Il Sole 24 Ore ha fatto la somma delle promesse fiscali: i cali di tasse promessi praticamente da tutti prevedono un taglio nei cinque anni della prossima legislatura di circa 180 miliardi, una «cifra incompatibile con lo stato dei nostri conti».
Va rilevato, e non vi paia strano, che la cifra è stimata per difetto. Tiene conto infatti delle promesse fatte dai principali partiti: non valuta le promesse iperboliche fatte da movimenti politici quali i grillini o la Rivoluzione civile di Ingroia: 180 miliardi sono poco meno di un decimo del nostro debito pubblico. Per carità, ciascuno può premettere ciò che ritiene più consono ai propri principi e ai propri programmi. Il punto è la serietà di queste proposte: si deve valutare se è realistico non tanto il taglio, quanto la sua copertura.

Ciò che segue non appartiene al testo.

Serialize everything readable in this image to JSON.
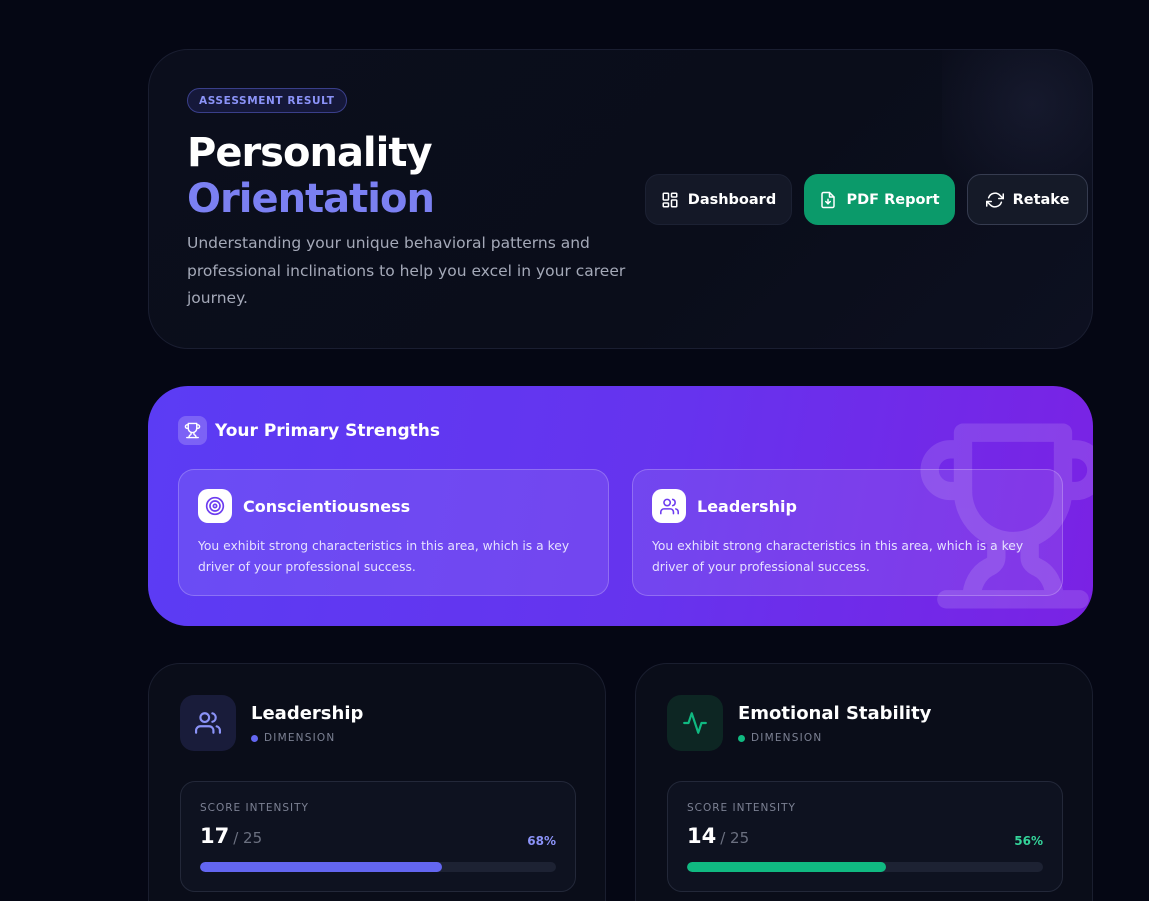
{
  "hero": {
    "badge": "ASSESSMENT RESULT",
    "title_line1": "Personality",
    "title_line2": "Orientation",
    "subtitle": "Understanding your unique behavioral patterns and professional inclinations to help you excel in your career journey.",
    "buttons": {
      "dashboard": {
        "label": "Dashboard",
        "icon": "grid-icon"
      },
      "pdf": {
        "label": "PDF Report",
        "icon": "file-download-icon"
      },
      "retake": {
        "label": "Retake",
        "icon": "refresh-icon"
      }
    }
  },
  "strengths": {
    "title": "Your Primary Strengths",
    "icon": "trophy-icon",
    "items": [
      {
        "name": "Conscientiousness",
        "icon": "target-icon",
        "description": "You exhibit strong characteristics in this area, which is a key driver of your professional success."
      },
      {
        "name": "Leadership",
        "icon": "users-icon",
        "description": "You exhibit strong characteristics in this area, which is a key driver of your professional success."
      }
    ]
  },
  "dimensions": [
    {
      "name": "Leadership",
      "tag": "DIMENSION",
      "icon": "users-icon",
      "score_label": "SCORE INTENSITY",
      "score": "17",
      "max": "/ 25",
      "percent_text": "68%",
      "percent": 68,
      "color": "#6366f1",
      "pct_color": "#8b93f8"
    },
    {
      "name": "Emotional Stability",
      "tag": "DIMENSION",
      "icon": "activity-icon",
      "score_label": "SCORE INTENSITY",
      "score": "14",
      "max": "/ 25",
      "percent_text": "56%",
      "percent": 56,
      "color": "#10b981",
      "pct_color": "#34d399"
    }
  ],
  "colors": {
    "background": "#050714",
    "accent": "#7b80f2",
    "success": "#0b9a6a"
  }
}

Come dice il Sole nel commento del suo vicedirettore Fabrizio Forquet, «nessuno in campagna elettorale se l’è sentita di indicare con responsabilità i singoli settori e le singole spese da tagliare».

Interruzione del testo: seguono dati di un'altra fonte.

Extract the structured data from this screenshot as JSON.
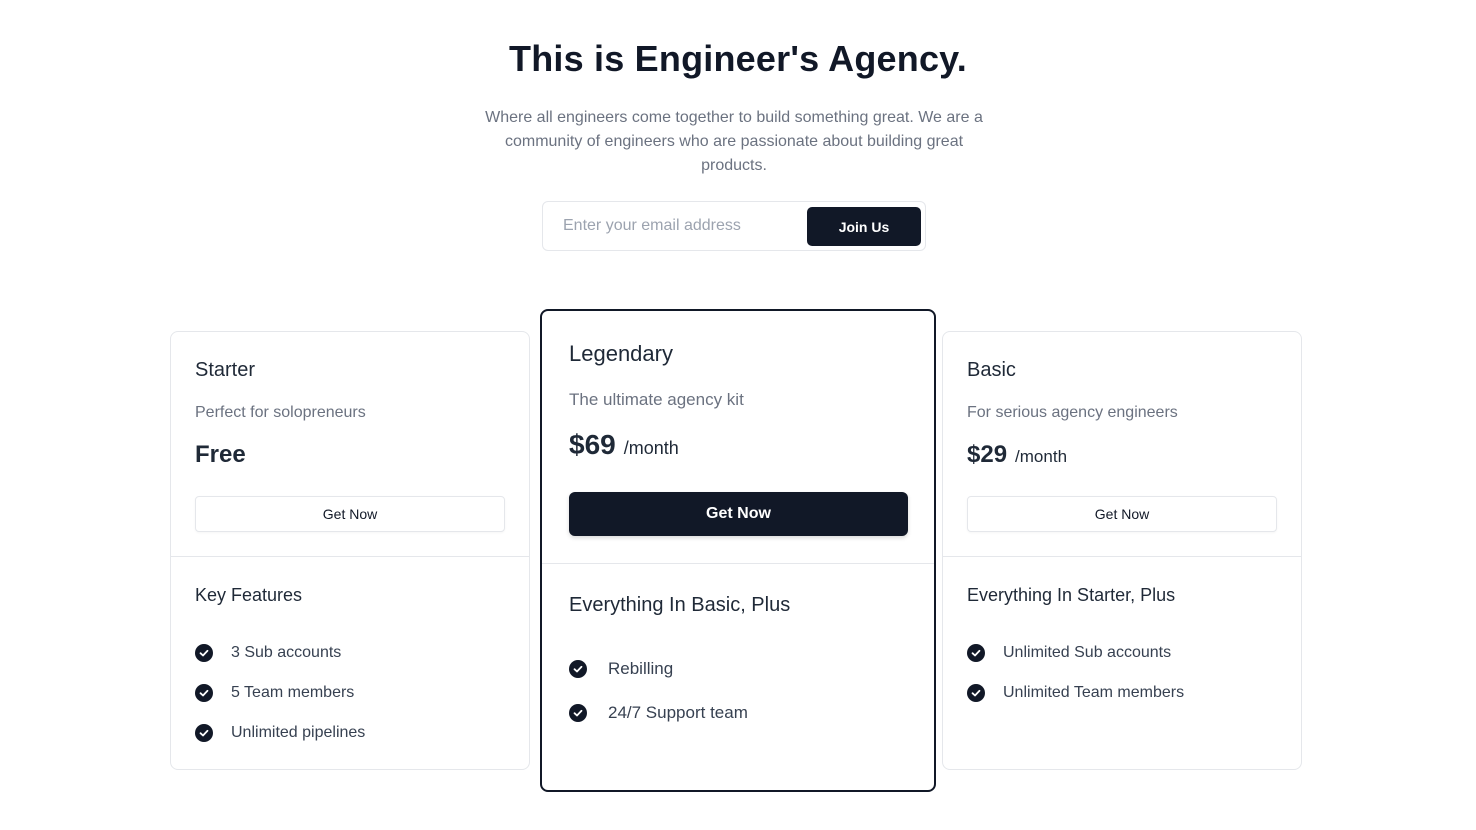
{
  "hero": {
    "title": "This is Engineer's Agency.",
    "description": "Where all engineers come together to build something great. We are a community of engineers who are passionate about building great products."
  },
  "signup": {
    "email_placeholder": "Enter your email address",
    "email_value": "",
    "join_label": "Join Us"
  },
  "plans": [
    {
      "name": "Starter",
      "description": "Perfect for solopreneurs",
      "price": "Free",
      "period": "",
      "cta": "Get Now",
      "features_title": "Key Features",
      "features": [
        "3 Sub accounts",
        "5 Team members",
        "Unlimited pipelines"
      ]
    },
    {
      "name": "Legendary",
      "description": "The ultimate agency kit",
      "price": "$69",
      "period": "/month",
      "cta": "Get Now",
      "features_title": "Everything In Basic, Plus",
      "features": [
        "Rebilling",
        "24/7 Support team"
      ]
    },
    {
      "name": "Basic",
      "description": "For serious agency engineers",
      "price": "$29",
      "period": "/month",
      "cta": "Get Now",
      "features_title": "Everything In Starter, Plus",
      "features": [
        "Unlimited Sub accounts",
        "Unlimited Team members"
      ]
    }
  ],
  "colors": {
    "primary": "#111827",
    "muted_text": "#6b7280",
    "border": "#e5e7eb"
  },
  "icons": {
    "feature_check": "check-circle-icon"
  }
}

La cosa più semplice sarebbe tagliare, o comunque contenere, la spesa corrente primaria. Le cifre invece dimostrano che tale voce di spesa, quella più semplice e più immediata sulla quale intervenire in periodi di vacche magre, è andata in questi anni aumentando in modo abnorme. Nell’ultimo decennio si è passati da una spesa corrente primaria di 600 miliardi ad una di 800: incremento del 33%, inspiegabile con l’inflazione. E’ questa la spesa sulla quale si sarebbe dovuti intervenire per risparmiare senza deprimere l’economia (cioè senza ridurre la spesa per investimenti, ad esempio). Invece la si è lasciata crescere senza proporre tagli selettivi e incisivi, e negli anni passati si sono proposti i famosi “tagli lineari”: cioè si è detto che bisognava tagliare tutto, senza fare scelte politiche oculate, escludendo le spese incomprimibili e intervenendo dove è possibile intervenire. Così non si è tagliato nulla. Ora quelle stesse forze politiche come possono proporre credibilmente di saper tagliare?

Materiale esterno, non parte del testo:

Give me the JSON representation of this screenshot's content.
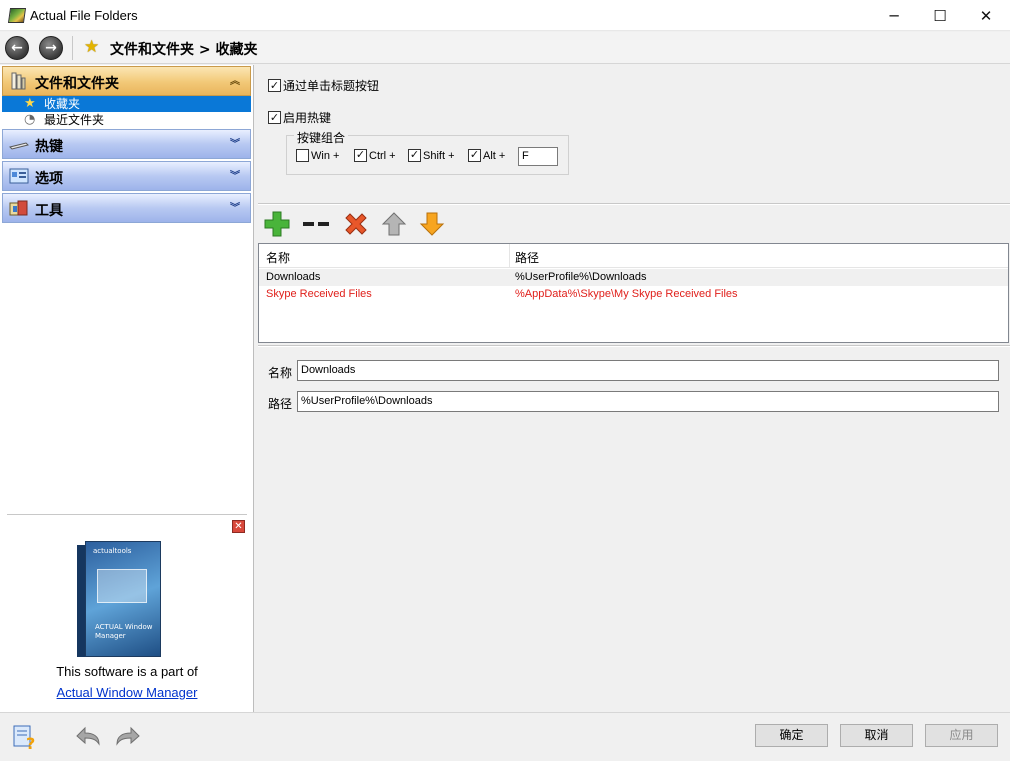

Insomma, la credibilità di chi fa promesse è veramente minima. Ma c’è un altro dato sconfortante nelle tabelle del Sole: le promesse di quasi tutti riguardano soprattutto Imu, Irpef e Irpeg. Gli interventi sul cuneo fiscale del costo del lavoro sono ridotti al lumicino quando non del tutto assenti da taluni programmi. Che dire poi dell’evasione fiscale e del riequilibrio fiscale? Sulla lotta all’evasione solo dichiarazioni propagandistiche senza dettagli concreti, ma pochi ci dicono ad esempio perché un dipendente con un reddito di 100.000 euro annui rientri giustamente nell’aliquota massima e chi fa speculazioni finanziarie non paghi sulla plusvalenza, quindi sul guadagno netto, nemmeno l’aliquota minima del 12,5%. Eppure queste speculazioni finanziarie non vengono citate nemmeno da quei populisti che sono ogni giorno in tv o nelle piazze a sparare contro banche e finanza: attaccare le istituzioni è chic ma guai a intaccare le speculazioni dei singoli. La moralità delle proposte serie non va più di moda?